23 Temmuz Erzurum Kongresi başlıyor -2-
Bu kongre önce 10 Temmuz’da Vilayet-i Şarkıyye Müdafaa-i Hukuk Cemiyeti olarak yapılacakken, bu mümkün olmamış ve 23 Temmuz’a sarkmıştı
24.08.2025 00:27:00
Haber Merkezi
Haber Merkezi





Bu kongre önce 10 Temmuz'da Vilayet-i Şarkıyye Müdafaa-i Hukuk Cemiyeti olarak yapılacakken, bu mümkün olmamış ve 23 Temmuz'a sarkmıştı
Hudutlarımıza kadar İslamları mahva mahkum ve hicrete mecbur ederek vilayat-ı şarkıyemiz hakkındaki emellerine doğru emniyetle takarrüp etmek ve bir taraftan da 400 bin olduğunu iddia ettikleri Osmanlı Ermeni'sini bir istinatgâh olmak üzere memleketimize sürmek istiyorlar.
Karadeniz'in garp tarafındaki vakayie gelince… Macar ve Bulgarlar memleketlerinin mühim bir kısmını istila etmek istiyenlere karşı bütün mevcudiyet-i millîyeleriyle çalışıyorlar.
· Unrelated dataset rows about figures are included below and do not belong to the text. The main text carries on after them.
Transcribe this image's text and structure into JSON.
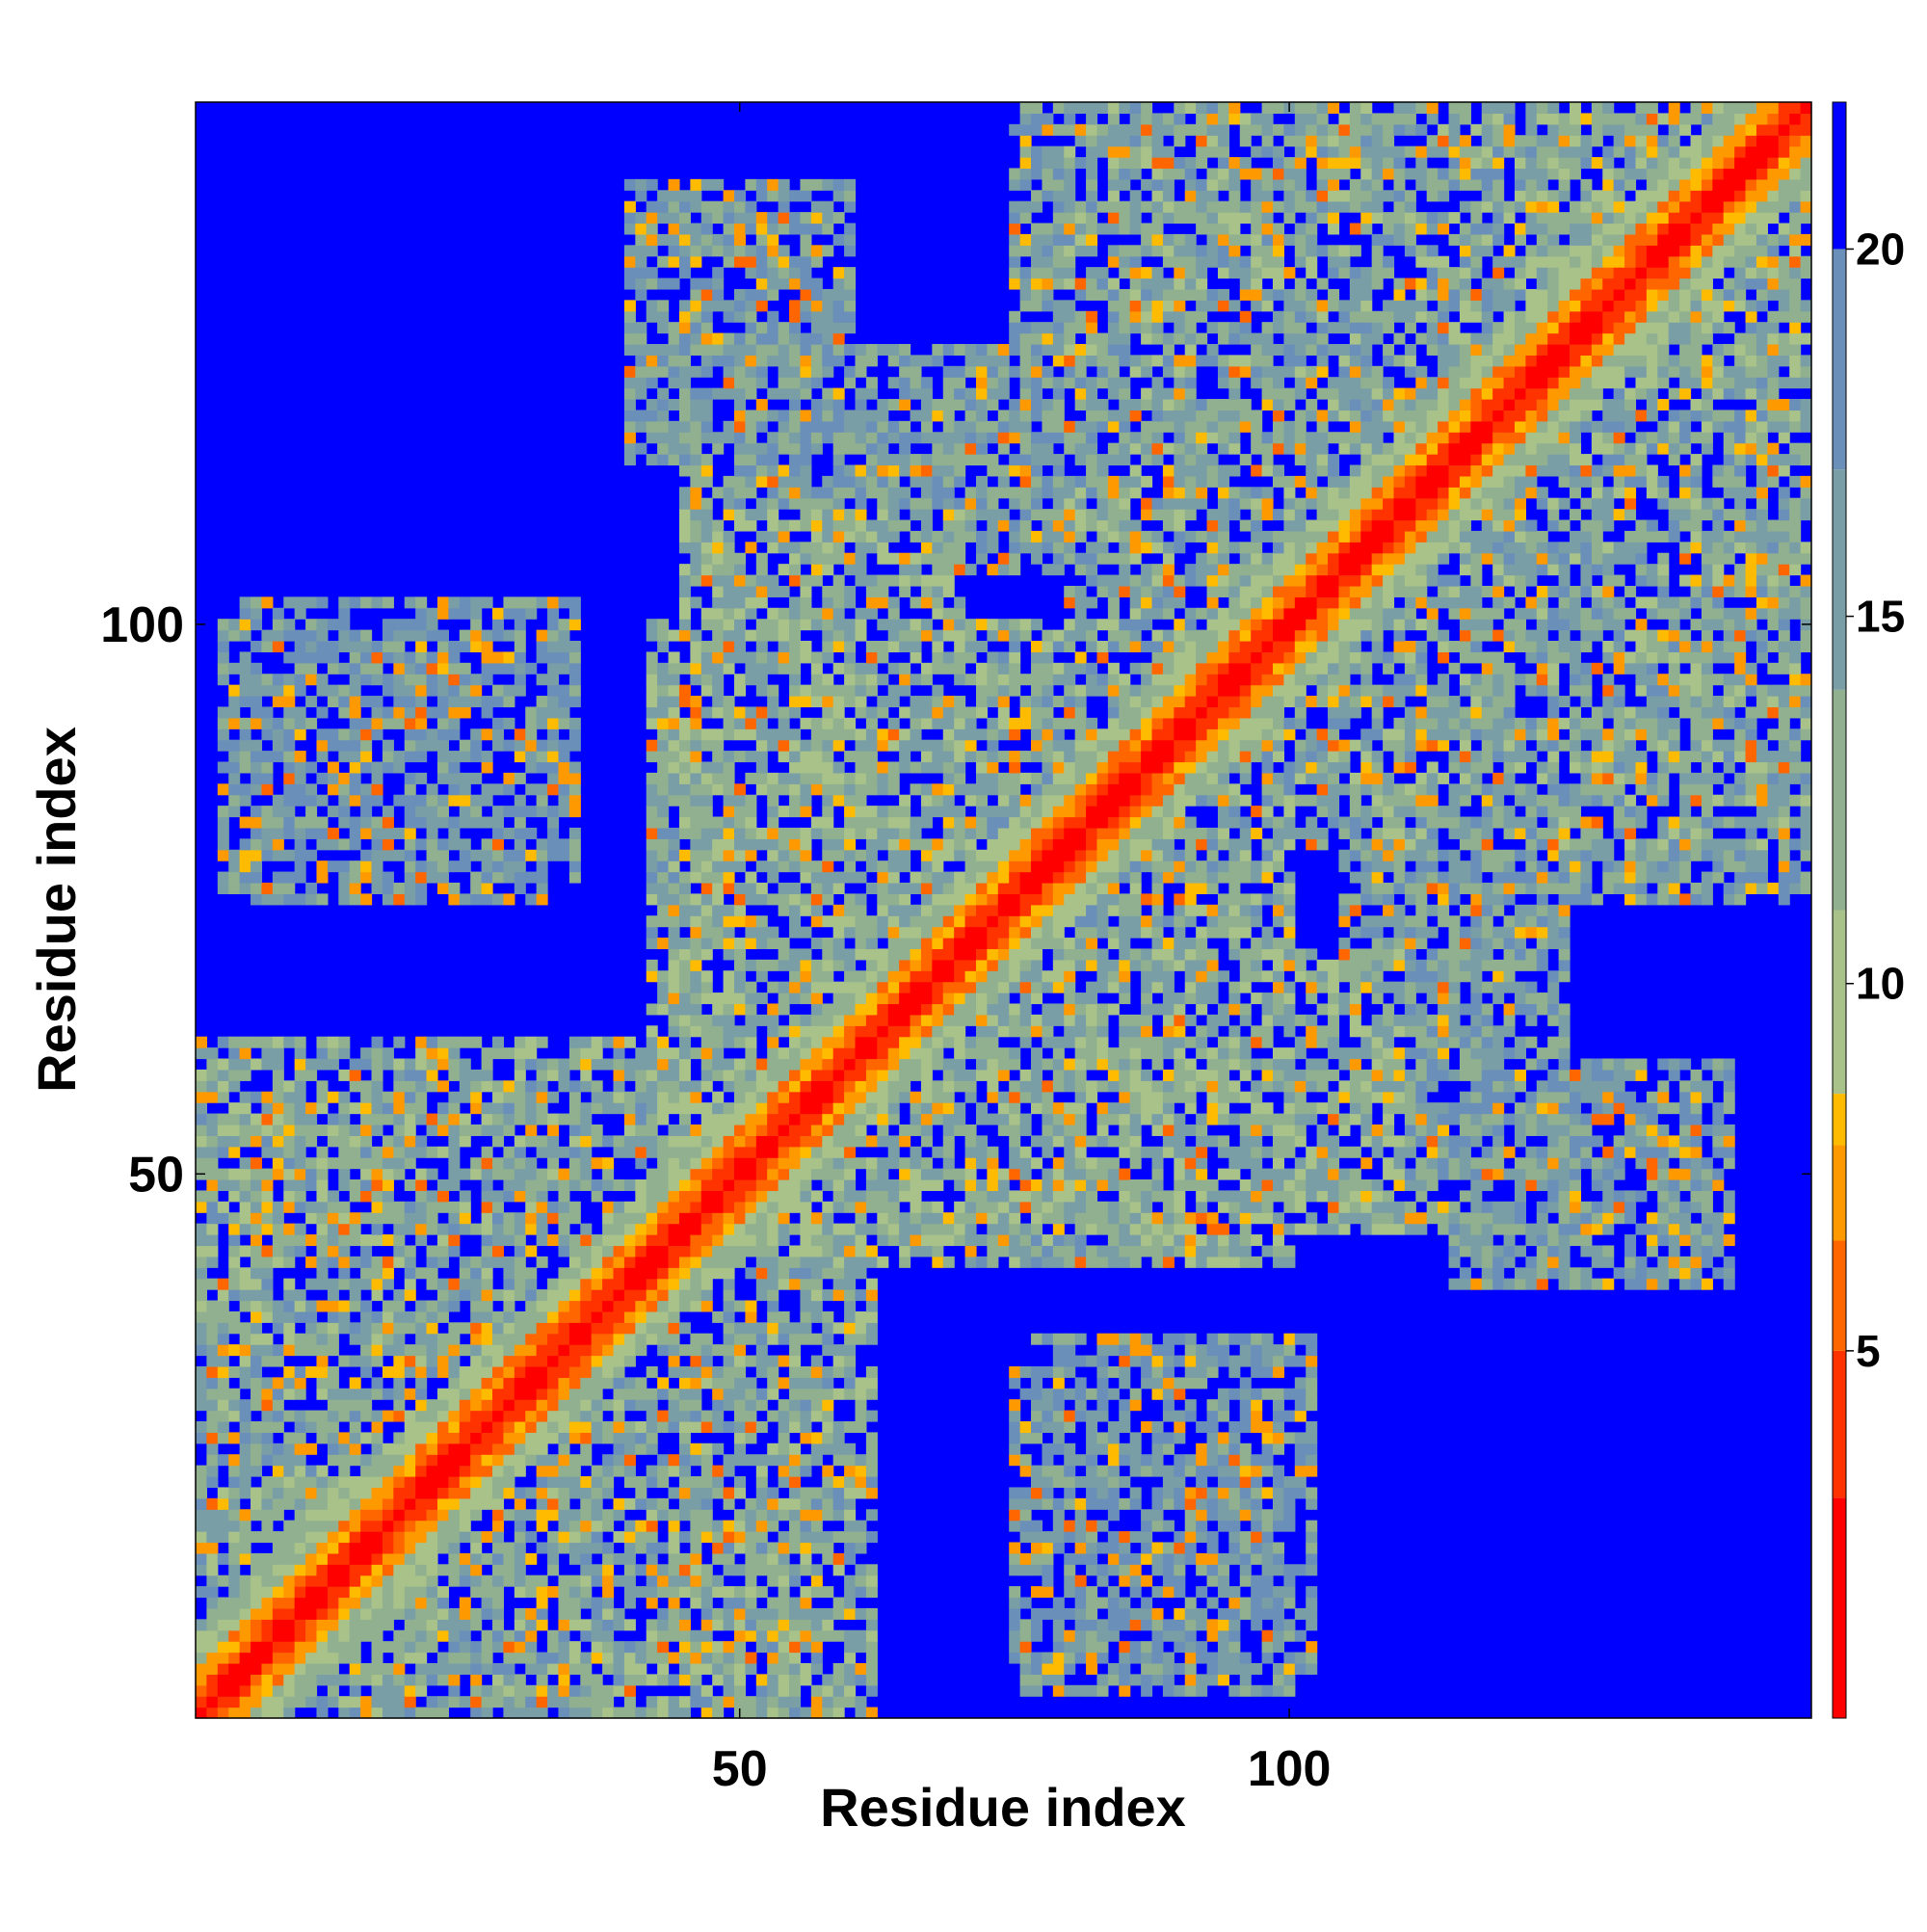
{
  "chart_data": {
    "type": "heatmap",
    "title": "",
    "xlabel": "Residue index",
    "ylabel": "Residue index",
    "n_residues": 147,
    "xlim": [
      0.5,
      147.5
    ],
    "ylim": [
      0.5,
      147.5
    ],
    "x_ticks": [
      50,
      100
    ],
    "y_ticks": [
      50,
      100
    ],
    "colorbar": {
      "ticks": [
        5,
        10,
        15,
        20
      ],
      "range": [
        0,
        22
      ],
      "cutoff": 20,
      "palette": [
        "#ff0000",
        "#ff3300",
        "#ff6600",
        "#ff9900",
        "#ffbb00",
        "#a8c28a",
        "#90b090",
        "#7a9ea6",
        "#6a8fb8",
        "#0000ff"
      ],
      "palette_stops": [
        0,
        3,
        5,
        6.5,
        7.8,
        8.5,
        11,
        14,
        17,
        20
      ]
    },
    "description": "",
    "contact_regions": [
      {
        "x": [
          1,
          62
        ],
        "y": [
          1,
          62
        ],
        "strength": 16
      },
      {
        "x": [
          1,
          40
        ],
        "y": [
          1,
          60
        ],
        "strength": 17
      },
      {
        "x": [
          42,
          100
        ],
        "y": [
          45,
          100
        ],
        "strength": 16
      },
      {
        "x": [
          42,
          70
        ],
        "y": [
          85,
          100
        ],
        "strength": 15
      },
      {
        "x": [
          42,
          110
        ],
        "y": [
          45,
          70
        ],
        "strength": 15
      },
      {
        "x": [
          80,
          147
        ],
        "y": [
          100,
          147
        ],
        "strength": 16
      },
      {
        "x": [
          40,
          60
        ],
        "y": [
          115,
          140
        ],
        "strength": 18
      },
      {
        "x": [
          85,
          130
        ],
        "y": [
          130,
          147
        ],
        "strength": 17
      },
      {
        "x": [
          105,
          125
        ],
        "y": [
          45,
          100
        ],
        "strength": 17
      },
      {
        "x": [
          120,
          147
        ],
        "y": [
          75,
          147
        ],
        "strength": 17
      },
      {
        "x": [
          78,
          102
        ],
        "y": [
          5,
          35
        ],
        "strength": 18.5
      },
      {
        "x": [
          3,
          35
        ],
        "y": [
          75,
          100
        ],
        "strength": 18.5
      }
    ]
  }
}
Meriç nehri garbında yani Balkan Harbi'nden evvel devletimizin malikanesi olan Garbi Trakya'nın Bulgarlardan alınarak Yunanlılara verilmesi düvel-i itilafiyyece karargir olmasından naşi harekat-ı tatbikiye başlamış ve Yunan işgal kuvvetlerine karşı Bulgar kuvayi millîyesi tarafından takviye edilen Bulgar kuvvetleri Garbi Trakya mıntıkası dahilinde verdikleri muharebat neticesinde müteaddit Yunan fırkalarını defetmiştir." Son kısım ise şu dualar ile bitmiştir:
"Milletimizin kurtuluş ümidi ile çırpındığı en heyecanlı bir zamanda fedakâr muhterem heyetiniz her türlü zahmete katlanarak burada, Erzurum'da toplandı. Bilhassa bütün cihana karşı milletimizin mevcudiyetini ve birliğini gösterdi.
(…) Bu kurtarıcı toplantımız sona ererken, Cenab-ı Vahibü'lamal Hazretleri'nden (emelleri gerçekleştiren Yüce Allah'tan) yardım ve hidayet ve Peygamber-i Zişan'ımızın ruh-u pür futuhundan (şanlı Peygamberimizin rahmetle dolu ruhundan) feyiz ve şefaat niyazıyla…
Vatan ve milletimize sonsuza kadar yaşayacak devletimize mesut akıbetler temenni ederim."
Kongrenin açılış gecesinde İstanbul hükûmeti "asi" dediği Mustafa Kemal ve arkadaşlarının tevkifini askerî ve sivil makamlara bildirmiştir.
İlerleyen günlerde kongre tartışmalarla geçmiştir.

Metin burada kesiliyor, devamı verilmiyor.